I have seen this specific mistake in every LLM system I have audited that started as a quick prototype. The system prompt grows organically — someone adds a date, someone adds a user's account tier, someone adds a "recent conversation summary" block — and by the time the system is in production, the cacheable prefix is maybe the first hundred tokens of a twenty-thousand-token prompt. Cache hit rate: seven percent.

The ProjectDiscovery case

ProjectDiscovery's engineering team published a detailed breakdown of exactly this problem in early 2025. Their security agent Neo runs an average of 26 steps per task with roughly 40 tool calls. Each step sent a prompt that included a 20,000-token system prompt — 2,500 lines of YAML, tool definitions, and runtime state including working memory and skills context that changed every step.

Their initial cache hit rate: 7%.

The fix was structural. They moved dynamic content — working memory, runtime variables, skills context — out of the system prompt and into a user message appended at the tail of the conversation. The static system prompt stayed static. The dynamic state moved to the only place it should have been: after the stable prefix.

Cache hit rate after the change: 74% within the same deployment cycle, 84% by mid-March 2025. Total cost reduction: 59% compared to baseline. Over the six weeks following deployment, they served 9.8 billion input tokens from cache rather than paying full price for them.

That last number is worth sitting with. 9.8 billion tokens at $0.30/M instead of $3.00/M. The engineering work took days.

The structural rule

Everything static goes first. Everything dynamic goes last.

Your system prompt — instructions, persona, output format, tool definitions — is static. It changes when you ship a new version, not on every request. Mark it as cacheable and never mix runtime state into it. Your dynamic content — user context, current date, session variables, retrieved chunks from RAG — goes into the user message at the end of the conversation. This is where the model expects context to live anyway.

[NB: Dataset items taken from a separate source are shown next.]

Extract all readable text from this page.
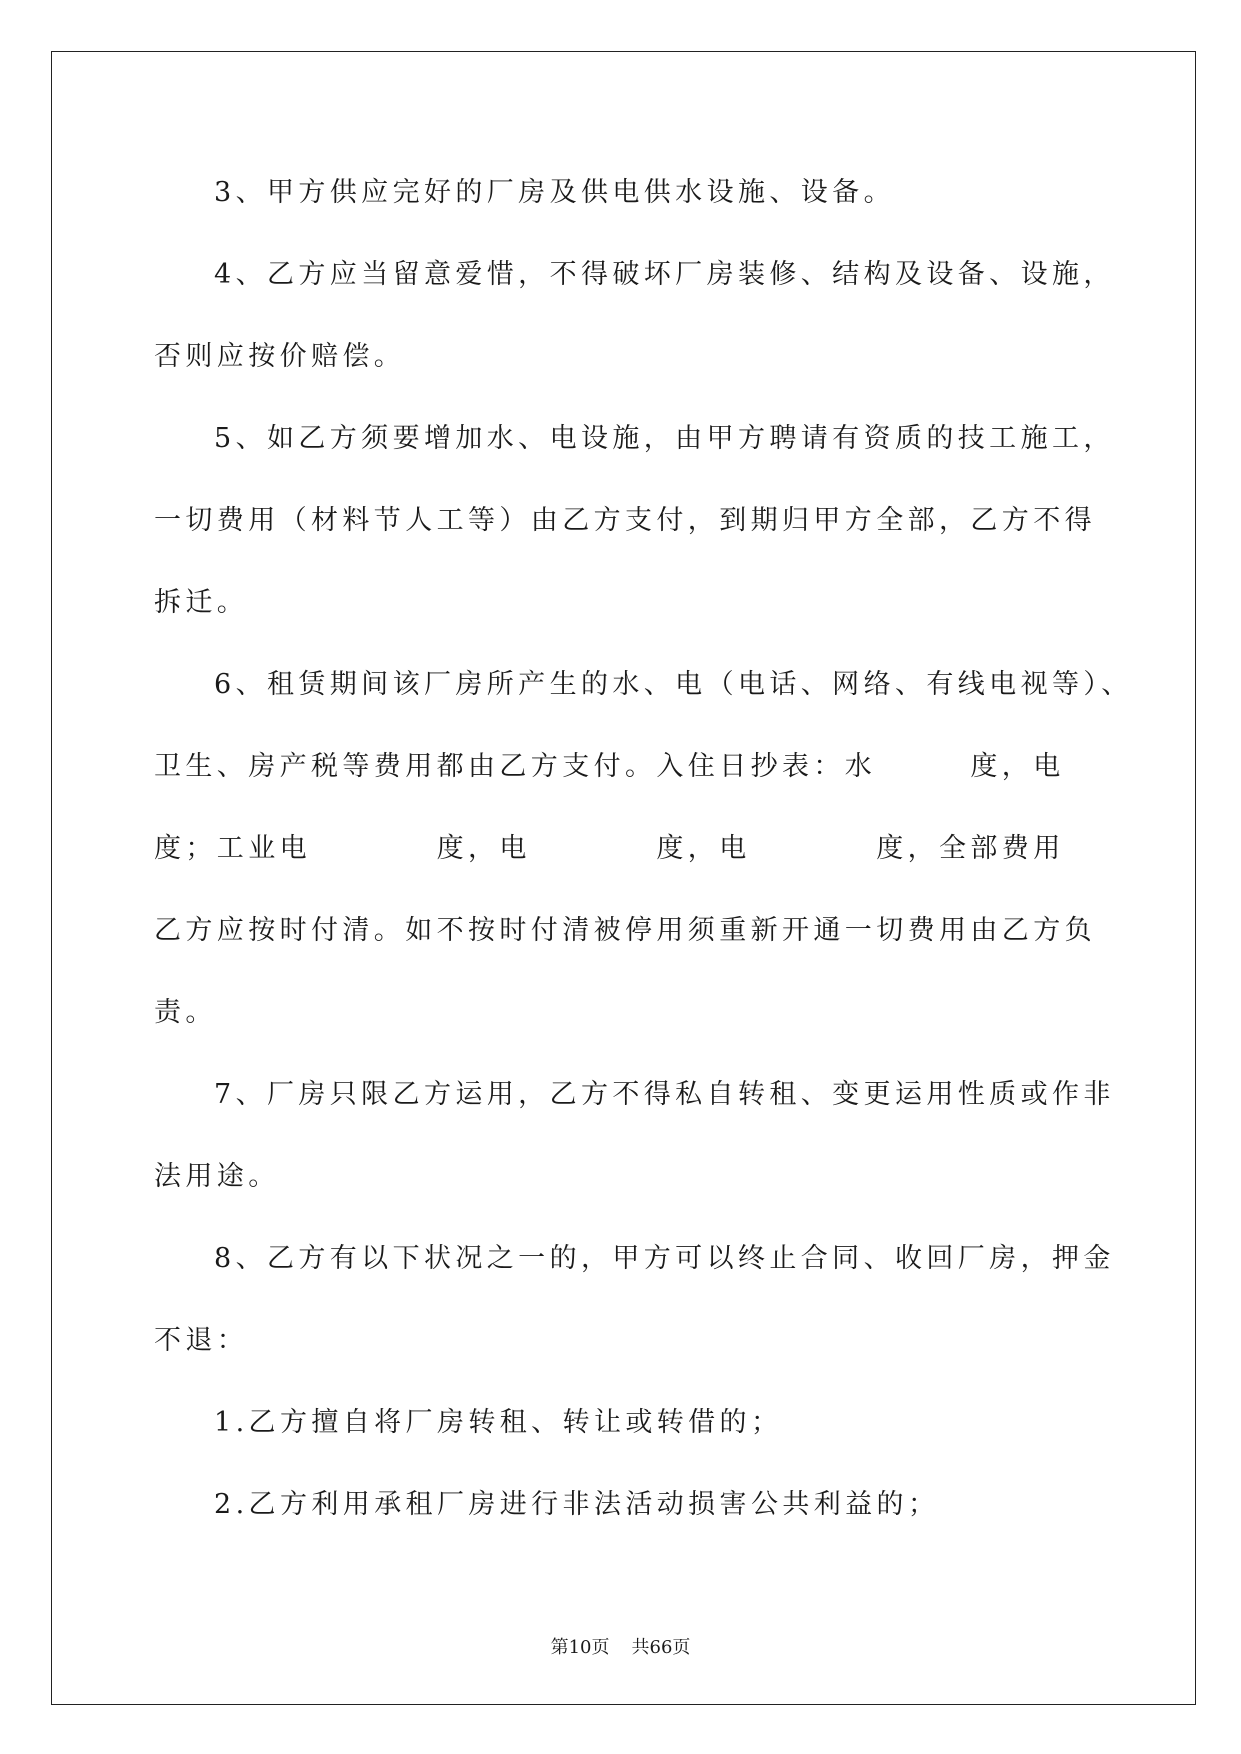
3、甲方供应完好的厂房及供电供水设施、设备。
4、乙方应当留意爱惜，不得破坏厂房装修、结构及设备、设施，
否则应按价赔偿。
5、如乙方须要增加水、电设施，由甲方聘请有资质的技工施工，
一切费用（材料节人工等）由乙方支付，到期归甲方全部，乙方不得
拆迁。
6、租赁期间该厂房所产生的水、电（电话、网络、有线电视等）、
卫生、房产税等费用都由乙方支付。入住日抄表：水　　　度，电
度；工业电　　　　度，电　　　　度，电　　　　度，全部费用
乙方应按时付清。如不按时付清被停用须重新开通一切费用由乙方负
责。
7、厂房只限乙方运用，乙方不得私自转租、变更运用性质或作非
法用途。
8、乙方有以下状况之一的，甲方可以终止合同、收回厂房，押金
不退：
1.乙方擅自将厂房转租、转让或转借的；
2.乙方利用承租厂房进行非法活动损害公共利益的；
第10页 共66页
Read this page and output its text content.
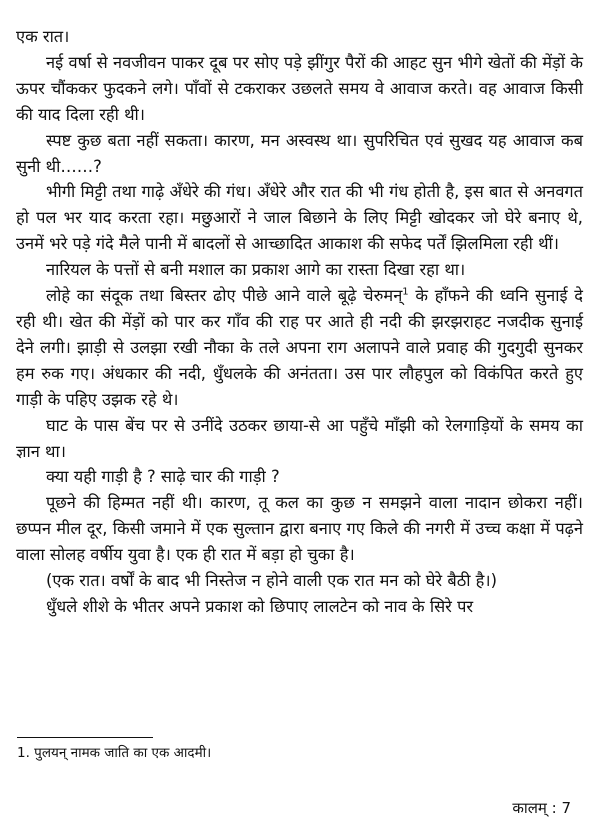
एक रात।

नई वर्षा से नवजीवन पाकर दूब पर सोए पड़े झींगुर पैरों की आहट सुन भीगे खेतों की मेंड़ों के ऊपर चौंककर फुदकने लगे। पाँवों से टकराकर उछलते समय वे आवाज करते। वह आवाज किसी की याद दिला रही थी।

स्पष्ट कुछ बता नहीं सकता। कारण, मन अस्वस्थ था। सुपरिचित एवं सुखद यह आवाज कब सुनी थी……?

भीगी मिट्टी तथा गाढ़े अँधेरे की गंध। अँधेरे और रात की भी गंध होती है, इस बात से अनवगत हो पल भर याद करता रहा। मछुआरों ने जाल बिछाने के लिए मिट्टी खोदकर जो घेरे बनाए थे, उनमें भरे पड़े गंदे मैले पानी में बादलों से आच्छादित आकाश की सफेद पर्तें झिलमिला रही थीं।

नारियल के पत्तों से बनी मशाल का प्रकाश आगे का रास्ता दिखा रहा था।

लोहे का संदूक तथा बिस्तर ढोए पीछे आने वाले बूढ़े चेरुमन्$^1$ के हाँफने की ध्वनि सुनाई दे रही थी। खेत की मेंड़ों को पार कर गाँव की राह पर आते ही नदी की झरझराहट नजदीक सुनाई देने लगी। झाड़ी से उलझा रखी नौका के तले अपना राग अलापने वाले प्रवाह की गुदगुदी सुनकर हम रुक गए। अंधकार की नदी, धुँधलके की अनंतता। उस पार लौहपुल को विकंपित करते हुए गाड़ी के पहिए उझक रहे थे।

घाट के पास बेंच पर से उनींदे उठकर छाया-से आ पहुँचे माँझी को रेलगाड़ियों के समय का ज्ञान था।

क्या यही गाड़ी है ? साढ़े चार की गाड़ी ?

पूछने की हिम्मत नहीं थी। कारण, तू कल का कुछ न समझने वाला नादान छोकरा नहीं। छप्पन मील दूर, किसी जमाने में एक सुल्तान द्वारा बनाए गए किले की नगरी में उच्च कक्षा में पढ़ने वाला सोलह वर्षीय युवा है। एक ही रात में बड़ा हो चुका है।

(एक रात। वर्षों के बाद भी निस्तेज न होने वाली एक रात मन को घेरे बैठी है।)

धुँधले शीशे के भीतर अपने प्रकाश को छिपाए लालटेन को नाव के सिरे पर

1. पुलयन् नामक जाति का एक आदमी।
कालम् : 7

Tool definitions deserve a specific note. If your tool list is partly static (the core tools your agent always has) and partly dynamic (tools you inject based on user permissions or task context), sort the static tools first and place them before the dynamic ones. ProjectDiscovery made tool definitions their second cache breakpoint, keeping a 1-hour TTL on the stable portion even in conversations with changing tool sets. The incremental token cost of alphabetically sorting a list of tool names before your agent runs is zero. The cache savings compound over every task.

How to tell if you are affected

Pull your Anthropic usage metrics for the last seven days. If your cache read token rate is below 40% of total input tokens, your prompts are almost certainly structured wrong. Below 20% means something dynamic is almost certainly in the system prompt itself — probably a date, a user attribute, or a context block that varies per session.

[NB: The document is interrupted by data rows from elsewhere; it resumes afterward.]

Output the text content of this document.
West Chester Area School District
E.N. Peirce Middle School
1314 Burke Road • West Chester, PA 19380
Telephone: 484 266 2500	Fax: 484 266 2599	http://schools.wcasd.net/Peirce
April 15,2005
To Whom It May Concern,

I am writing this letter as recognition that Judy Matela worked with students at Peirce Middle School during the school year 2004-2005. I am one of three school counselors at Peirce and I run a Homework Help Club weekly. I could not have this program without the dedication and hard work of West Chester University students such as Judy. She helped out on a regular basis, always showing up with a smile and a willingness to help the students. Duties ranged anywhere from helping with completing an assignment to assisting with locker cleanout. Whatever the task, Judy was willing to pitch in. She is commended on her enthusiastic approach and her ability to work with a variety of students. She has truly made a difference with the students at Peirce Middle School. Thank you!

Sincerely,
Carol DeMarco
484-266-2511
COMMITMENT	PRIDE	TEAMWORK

For OpenAI, automatic caching applies the 50% discount whenever a matching prefix exists, so the failure mode is less visible in billing. You are still missing cache hits, you just do not see the rate directly in your dashboard without explicitly measuring prefix stability.

Where this sits in the optimization stack

Before re-ranking. Before switching embedding models. Before evaluating managed vector databases. Before any model fine-tuning. The ZenML survey of 1,200 production LLM deployments cites Care Access achieving 86% cost reduction through prompt caching, and Riskspan cutting per-deal processing costs by 90x through LLM optimization. Both numbers are large enough to sound inflated, but the mechanism is reliable: if you move from a 7% cache hit rate to a 74% cache hit rate on a 20,000-token prompt, you have changed the effective price of those input tokens by roughly 6x.

The audit your system needs first is not an architecture review. It is reading your own system prompt and asking which lines change between requests. Move those lines to the bottom. The savings will show up in your billing dashboard before the end of the week.